Achieving even California’s existing goals for energy efficiency (shown in orange on the chart) poses dramatic challenges.  The Governor’s new goal (adding the blue wedge to the orange) is unprecedented and the scope of effort – public and private – required is enormous.  Business as usual, even with expanded resources, will not succeed.

The good news is that advances in information technology, data analytics, communications, sensors and controls, and increased understanding of customer behavior, can deliver the forecasted savings. The features that enable a typical smartphone – digital communications, low-power computing, LEDs, sensors and software – are finding their way into home appliances, heating and air-conditioning systems, and the electric grid.  Researchers are using advanced data analytics from California’s multi-billion dollar investment in smart meters to understand patterns of energy use – pinpointing waste – in unprecedented detail. This knowledge will help customers identify new low-cost savings, help utilities and others plan and implement programs, and help contractors quickly diagnose and fix problems that previously would have lingered.

However, much of energy efficiency is driven by mandatory requirements and customer-funded programs set by state regulators.  Government actions overseeing these efforts must be streamlined and coordinated, with clear communication to the public about the benefits and necessity for possibly wide-ranging new mandates.  Key rules governing customer-funded efficiency programs must be updated – far more quickly than historically done – to embrace new technologies and deep savings approaches. Statewide public-private collaboratives must be developed and adequately funded. 

Last year, a new initiative at Stanford University started to focus on getting energy efficiency to the next level by targeting three areas – intelligent energy, behavioral strategies to drive demand and deliver savings, and financing.   Research continues into changes needed in current policy rules and updated government oversight roles to support this next generation of efficiency, as well as mechanisms for reporting performance.
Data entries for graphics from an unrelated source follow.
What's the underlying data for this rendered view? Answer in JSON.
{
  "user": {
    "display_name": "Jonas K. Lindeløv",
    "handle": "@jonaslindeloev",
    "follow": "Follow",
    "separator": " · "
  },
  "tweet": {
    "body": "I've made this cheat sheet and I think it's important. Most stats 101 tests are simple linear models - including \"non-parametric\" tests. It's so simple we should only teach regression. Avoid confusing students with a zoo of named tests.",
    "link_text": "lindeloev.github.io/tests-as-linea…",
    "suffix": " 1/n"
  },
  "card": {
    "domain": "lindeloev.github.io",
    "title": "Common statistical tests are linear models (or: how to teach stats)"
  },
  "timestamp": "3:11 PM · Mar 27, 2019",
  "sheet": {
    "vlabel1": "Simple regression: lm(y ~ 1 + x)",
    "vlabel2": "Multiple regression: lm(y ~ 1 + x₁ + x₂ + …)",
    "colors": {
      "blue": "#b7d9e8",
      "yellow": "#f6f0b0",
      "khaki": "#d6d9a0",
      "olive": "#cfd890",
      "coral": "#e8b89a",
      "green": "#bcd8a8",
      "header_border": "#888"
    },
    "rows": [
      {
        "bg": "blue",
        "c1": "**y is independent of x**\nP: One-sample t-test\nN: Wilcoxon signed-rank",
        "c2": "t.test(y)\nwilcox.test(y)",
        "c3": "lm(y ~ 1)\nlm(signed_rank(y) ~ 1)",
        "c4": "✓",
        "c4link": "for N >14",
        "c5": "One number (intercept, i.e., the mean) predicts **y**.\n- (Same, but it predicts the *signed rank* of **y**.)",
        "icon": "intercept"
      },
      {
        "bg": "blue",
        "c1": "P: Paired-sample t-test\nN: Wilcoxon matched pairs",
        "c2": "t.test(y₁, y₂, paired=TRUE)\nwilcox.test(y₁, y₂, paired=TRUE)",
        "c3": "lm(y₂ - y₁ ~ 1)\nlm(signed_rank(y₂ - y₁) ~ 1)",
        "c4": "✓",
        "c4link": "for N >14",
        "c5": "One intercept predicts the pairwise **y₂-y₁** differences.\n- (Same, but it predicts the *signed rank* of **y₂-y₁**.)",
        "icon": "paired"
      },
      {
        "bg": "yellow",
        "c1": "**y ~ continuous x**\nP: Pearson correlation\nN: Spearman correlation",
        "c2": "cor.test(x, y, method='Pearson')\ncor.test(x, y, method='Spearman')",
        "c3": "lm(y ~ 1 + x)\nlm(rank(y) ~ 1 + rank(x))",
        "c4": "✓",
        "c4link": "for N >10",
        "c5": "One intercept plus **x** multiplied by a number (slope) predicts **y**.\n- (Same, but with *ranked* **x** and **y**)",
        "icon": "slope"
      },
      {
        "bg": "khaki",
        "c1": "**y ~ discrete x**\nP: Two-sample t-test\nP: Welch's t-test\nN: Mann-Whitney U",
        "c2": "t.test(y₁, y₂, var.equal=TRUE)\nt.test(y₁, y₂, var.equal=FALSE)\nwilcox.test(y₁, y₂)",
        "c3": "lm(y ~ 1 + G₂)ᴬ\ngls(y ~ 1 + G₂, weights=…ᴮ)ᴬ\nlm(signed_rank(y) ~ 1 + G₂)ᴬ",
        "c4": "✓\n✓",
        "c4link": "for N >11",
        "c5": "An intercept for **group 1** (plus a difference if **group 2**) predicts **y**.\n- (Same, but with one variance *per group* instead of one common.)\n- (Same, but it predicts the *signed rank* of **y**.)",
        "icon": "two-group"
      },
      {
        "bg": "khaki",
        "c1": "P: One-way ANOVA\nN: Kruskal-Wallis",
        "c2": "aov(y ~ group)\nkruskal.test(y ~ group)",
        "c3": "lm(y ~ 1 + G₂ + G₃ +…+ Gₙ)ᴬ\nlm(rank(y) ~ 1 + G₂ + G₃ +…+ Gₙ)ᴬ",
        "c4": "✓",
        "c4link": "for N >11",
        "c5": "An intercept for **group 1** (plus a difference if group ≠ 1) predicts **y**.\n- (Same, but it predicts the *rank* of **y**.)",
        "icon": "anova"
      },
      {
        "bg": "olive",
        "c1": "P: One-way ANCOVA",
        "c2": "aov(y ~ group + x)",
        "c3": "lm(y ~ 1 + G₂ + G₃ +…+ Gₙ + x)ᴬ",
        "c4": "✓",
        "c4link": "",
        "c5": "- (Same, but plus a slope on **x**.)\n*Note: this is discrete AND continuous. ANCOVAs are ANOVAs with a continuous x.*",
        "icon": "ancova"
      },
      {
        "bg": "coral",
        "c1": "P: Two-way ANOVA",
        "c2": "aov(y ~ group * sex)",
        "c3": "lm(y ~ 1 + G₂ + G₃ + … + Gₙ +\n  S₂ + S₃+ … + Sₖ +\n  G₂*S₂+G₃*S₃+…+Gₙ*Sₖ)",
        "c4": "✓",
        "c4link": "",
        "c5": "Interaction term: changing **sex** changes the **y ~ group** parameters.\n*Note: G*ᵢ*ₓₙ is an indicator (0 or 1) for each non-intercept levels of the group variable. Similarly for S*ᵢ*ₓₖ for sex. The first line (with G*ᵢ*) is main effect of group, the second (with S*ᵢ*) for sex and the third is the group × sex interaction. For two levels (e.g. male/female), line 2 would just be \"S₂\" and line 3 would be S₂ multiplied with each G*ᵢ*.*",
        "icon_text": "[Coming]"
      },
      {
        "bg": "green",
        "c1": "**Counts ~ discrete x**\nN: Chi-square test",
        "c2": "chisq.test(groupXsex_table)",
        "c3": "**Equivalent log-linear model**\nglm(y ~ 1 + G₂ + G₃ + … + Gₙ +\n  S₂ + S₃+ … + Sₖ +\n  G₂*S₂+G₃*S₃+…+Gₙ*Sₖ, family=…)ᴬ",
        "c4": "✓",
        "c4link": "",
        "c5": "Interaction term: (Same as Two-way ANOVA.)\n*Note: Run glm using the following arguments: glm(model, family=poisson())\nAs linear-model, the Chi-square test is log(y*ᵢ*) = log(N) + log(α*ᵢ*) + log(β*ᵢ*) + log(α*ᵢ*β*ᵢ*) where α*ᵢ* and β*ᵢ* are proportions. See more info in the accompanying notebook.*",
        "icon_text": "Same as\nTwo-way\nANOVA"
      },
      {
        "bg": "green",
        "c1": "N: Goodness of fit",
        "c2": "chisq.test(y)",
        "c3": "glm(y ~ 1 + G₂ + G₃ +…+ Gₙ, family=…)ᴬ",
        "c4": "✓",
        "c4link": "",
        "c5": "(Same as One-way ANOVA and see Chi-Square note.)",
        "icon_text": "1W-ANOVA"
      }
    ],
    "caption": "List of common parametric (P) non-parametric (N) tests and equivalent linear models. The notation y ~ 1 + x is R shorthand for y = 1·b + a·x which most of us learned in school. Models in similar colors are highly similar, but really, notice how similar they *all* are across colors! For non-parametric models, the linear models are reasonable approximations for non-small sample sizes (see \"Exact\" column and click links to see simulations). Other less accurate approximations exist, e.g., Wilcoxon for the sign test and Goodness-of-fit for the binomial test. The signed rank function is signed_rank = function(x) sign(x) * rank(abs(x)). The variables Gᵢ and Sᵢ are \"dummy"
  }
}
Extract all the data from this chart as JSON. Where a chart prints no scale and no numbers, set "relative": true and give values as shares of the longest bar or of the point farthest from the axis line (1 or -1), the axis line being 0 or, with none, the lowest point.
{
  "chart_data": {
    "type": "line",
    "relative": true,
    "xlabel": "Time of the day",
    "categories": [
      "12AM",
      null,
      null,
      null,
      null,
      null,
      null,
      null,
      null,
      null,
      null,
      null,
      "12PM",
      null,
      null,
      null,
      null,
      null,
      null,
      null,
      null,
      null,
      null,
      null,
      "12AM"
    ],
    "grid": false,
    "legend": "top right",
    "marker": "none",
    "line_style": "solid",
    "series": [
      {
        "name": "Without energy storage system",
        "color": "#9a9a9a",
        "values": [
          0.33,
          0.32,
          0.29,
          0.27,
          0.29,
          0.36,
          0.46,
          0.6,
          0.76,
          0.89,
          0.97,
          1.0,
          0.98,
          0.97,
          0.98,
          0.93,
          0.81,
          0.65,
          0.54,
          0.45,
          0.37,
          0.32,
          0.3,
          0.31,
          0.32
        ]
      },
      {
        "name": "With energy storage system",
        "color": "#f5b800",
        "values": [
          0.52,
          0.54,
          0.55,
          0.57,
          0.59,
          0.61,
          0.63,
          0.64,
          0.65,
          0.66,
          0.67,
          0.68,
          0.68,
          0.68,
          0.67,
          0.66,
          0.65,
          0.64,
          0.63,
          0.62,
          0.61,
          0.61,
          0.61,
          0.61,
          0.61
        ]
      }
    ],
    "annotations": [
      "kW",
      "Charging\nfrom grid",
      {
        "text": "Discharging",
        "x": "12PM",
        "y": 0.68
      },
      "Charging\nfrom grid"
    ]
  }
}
The answers will entail innovations from places beyond a single institution, thus the new initiative is working in collaboration with researchers, policymakers, and experts from around the world.   Energy efficiency is doable, as California has already proven, but it will require a wide range of efficient action from public, semi-public, and private agencies.

 


CALIFORNIA ENERGY COMMISSION
Established in 1974, the California Energy Commission is a five-member gubernatorial appointed board that sets the state’s energy policies by 1) forecasting future energy needs, 2) setting appliance and building energy standards, 3) supporting energy research, 4) developing and advancing alternative and renewable energy/transportation sources, 5) certifying large thermal power plants, and 6) planning for and directing California’s energy emergency responses. Members must represent the “public at large,” and the legal, environmental, economic, and scientific fields of expertise.